Source-backed implementations are provided below for direct study and interview prep.

// Accepted solution for LeetCode #1611: Minimum One Bit Operations to Make Integers Zero
class Solution {
    public int minimumOneBitOperations(int n) {
        int ans = 0;
        for (; n > 0; n >>= 1) {
            ans ^= n;
        }
        return ans;
    }
}

// Accepted solution for LeetCode #1611: Minimum One Bit Operations to Make Integers Zero
func minimumOneBitOperations(n int) (ans int) {
	for ; n > 0; n >>= 1 {
		ans ^= n
	}
	return
}

# Accepted solution for LeetCode #1611: Minimum One Bit Operations to Make Integers Zero
class Solution:
    def minimumOneBitOperations(self, n: int) -> int:
        ans = 0
        while n:
            ans ^= n
            n >>= 1
        return ans

// Accepted solution for LeetCode #1611: Minimum One Bit Operations to Make Integers Zero
impl Solution {
    pub fn minimum_one_bit_operations(mut n: i32) -> i32 {
        let mut ans = 0;
        while n > 0 {
            ans ^= n;
            n >>= 1;
        }
        ans
    }
}

// Accepted solution for LeetCode #1611: Minimum One Bit Operations to Make Integers Zero
function minimumOneBitOperations(n: number): number {
    let ans = 0;
    for (; n > 0; n >>= 1) {
        ans ^= n;
    }
    return ans;
}

Step 06

Interactive Study Demo

Use this to step through a reusable interview workflow for this problem.

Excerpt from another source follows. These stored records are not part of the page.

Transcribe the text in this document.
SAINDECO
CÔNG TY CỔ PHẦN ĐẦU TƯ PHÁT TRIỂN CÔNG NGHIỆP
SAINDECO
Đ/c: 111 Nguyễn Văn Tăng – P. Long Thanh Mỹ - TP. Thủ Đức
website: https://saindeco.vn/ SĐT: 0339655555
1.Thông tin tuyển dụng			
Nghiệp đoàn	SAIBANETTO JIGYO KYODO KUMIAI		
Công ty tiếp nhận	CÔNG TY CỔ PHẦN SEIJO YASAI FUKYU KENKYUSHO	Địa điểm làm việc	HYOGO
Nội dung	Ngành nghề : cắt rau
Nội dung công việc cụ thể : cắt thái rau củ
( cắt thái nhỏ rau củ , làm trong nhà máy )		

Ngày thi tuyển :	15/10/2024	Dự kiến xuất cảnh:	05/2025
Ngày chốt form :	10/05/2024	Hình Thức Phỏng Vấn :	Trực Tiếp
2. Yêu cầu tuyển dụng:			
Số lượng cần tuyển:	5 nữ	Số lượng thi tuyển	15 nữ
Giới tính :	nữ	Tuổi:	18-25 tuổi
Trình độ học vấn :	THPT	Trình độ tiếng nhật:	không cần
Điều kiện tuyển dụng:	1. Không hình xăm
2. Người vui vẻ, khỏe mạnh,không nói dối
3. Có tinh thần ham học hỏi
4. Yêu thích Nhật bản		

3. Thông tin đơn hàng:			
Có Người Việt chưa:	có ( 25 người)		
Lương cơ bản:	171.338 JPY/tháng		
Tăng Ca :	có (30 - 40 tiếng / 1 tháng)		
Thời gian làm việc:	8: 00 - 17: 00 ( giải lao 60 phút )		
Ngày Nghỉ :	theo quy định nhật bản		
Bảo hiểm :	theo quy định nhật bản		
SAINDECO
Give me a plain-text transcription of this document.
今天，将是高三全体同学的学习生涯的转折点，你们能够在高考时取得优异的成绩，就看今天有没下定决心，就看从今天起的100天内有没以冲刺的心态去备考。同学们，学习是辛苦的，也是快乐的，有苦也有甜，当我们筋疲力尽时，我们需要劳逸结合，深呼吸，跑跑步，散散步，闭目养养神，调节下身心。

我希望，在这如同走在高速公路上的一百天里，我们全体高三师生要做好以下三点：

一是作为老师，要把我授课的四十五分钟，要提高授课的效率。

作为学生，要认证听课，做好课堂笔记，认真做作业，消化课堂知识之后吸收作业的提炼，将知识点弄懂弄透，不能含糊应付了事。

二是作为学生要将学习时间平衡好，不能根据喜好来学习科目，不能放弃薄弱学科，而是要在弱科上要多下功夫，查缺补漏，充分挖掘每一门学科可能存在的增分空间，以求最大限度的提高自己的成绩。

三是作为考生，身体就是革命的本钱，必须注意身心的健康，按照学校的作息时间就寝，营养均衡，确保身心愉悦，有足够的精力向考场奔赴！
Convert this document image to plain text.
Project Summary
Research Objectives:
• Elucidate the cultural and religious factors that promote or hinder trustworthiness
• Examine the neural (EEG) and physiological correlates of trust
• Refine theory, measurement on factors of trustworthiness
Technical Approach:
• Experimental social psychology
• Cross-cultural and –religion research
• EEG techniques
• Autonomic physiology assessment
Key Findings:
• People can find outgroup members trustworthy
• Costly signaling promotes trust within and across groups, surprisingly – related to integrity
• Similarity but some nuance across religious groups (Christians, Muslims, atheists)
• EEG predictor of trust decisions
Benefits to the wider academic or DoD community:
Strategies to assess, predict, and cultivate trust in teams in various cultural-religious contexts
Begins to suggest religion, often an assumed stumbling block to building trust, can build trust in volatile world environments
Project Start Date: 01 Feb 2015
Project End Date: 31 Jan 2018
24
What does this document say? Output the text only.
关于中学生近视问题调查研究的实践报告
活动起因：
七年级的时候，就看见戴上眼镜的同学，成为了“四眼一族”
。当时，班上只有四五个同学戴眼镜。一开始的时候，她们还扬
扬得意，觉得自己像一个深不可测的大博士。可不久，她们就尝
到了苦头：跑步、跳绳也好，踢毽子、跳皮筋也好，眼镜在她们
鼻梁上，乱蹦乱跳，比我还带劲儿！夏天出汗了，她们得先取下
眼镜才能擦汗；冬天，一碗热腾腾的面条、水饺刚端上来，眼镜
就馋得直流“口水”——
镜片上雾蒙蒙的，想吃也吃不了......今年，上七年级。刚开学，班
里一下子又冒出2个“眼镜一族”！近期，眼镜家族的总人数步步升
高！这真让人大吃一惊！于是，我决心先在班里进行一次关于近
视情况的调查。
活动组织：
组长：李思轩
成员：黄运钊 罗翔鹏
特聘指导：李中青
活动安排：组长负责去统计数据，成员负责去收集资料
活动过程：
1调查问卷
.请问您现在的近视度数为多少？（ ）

Custom checkpoints (one per line)

Press Step or Run All to begin.

Step 07

Complexity Analysis

Time

O(n × m)

Space

O(n × m)

Approach Breakdown

RECURSIVE

O(2ⁿ) time

O(n) space

Pure recursion explores every possible choice at each step. With two choices per state (take or skip), the decision tree has 2ⁿ leaves. The recursion stack uses O(n) space. Many subproblems are recomputed exponentially many times.

DYNAMIC PROGRAMMING

O(n × m) time

O(n × m) space

Each cell in the DP table is computed exactly once from previously solved subproblems. The table dimensions determine both time and space. Look for the state variables — each unique combination of state values is one cell. Often a rolling array can reduce space by one dimension.

Shortcut: Count your DP state dimensions → that’s your time. Can you drop one? That’s your space optimization.

Coach Notes

Common Mistakes

Review these before coding to avoid predictable interview regressions.

Overflow in intermediate arithmetic

Wrong move: Temporary multiplications exceed integer bounds.

Usually fails on: Large inputs wrap around unexpectedly.

Fix: Use wider types, modular arithmetic, or rearranged operations.

State misses one required dimension

Wrong move: An incomplete state merges distinct subproblems and caches incorrect answers.

Usually fails on: Correctness breaks on cases that differ only in hidden state.

Fix: Define state so each unique subproblem maps to one DP cell.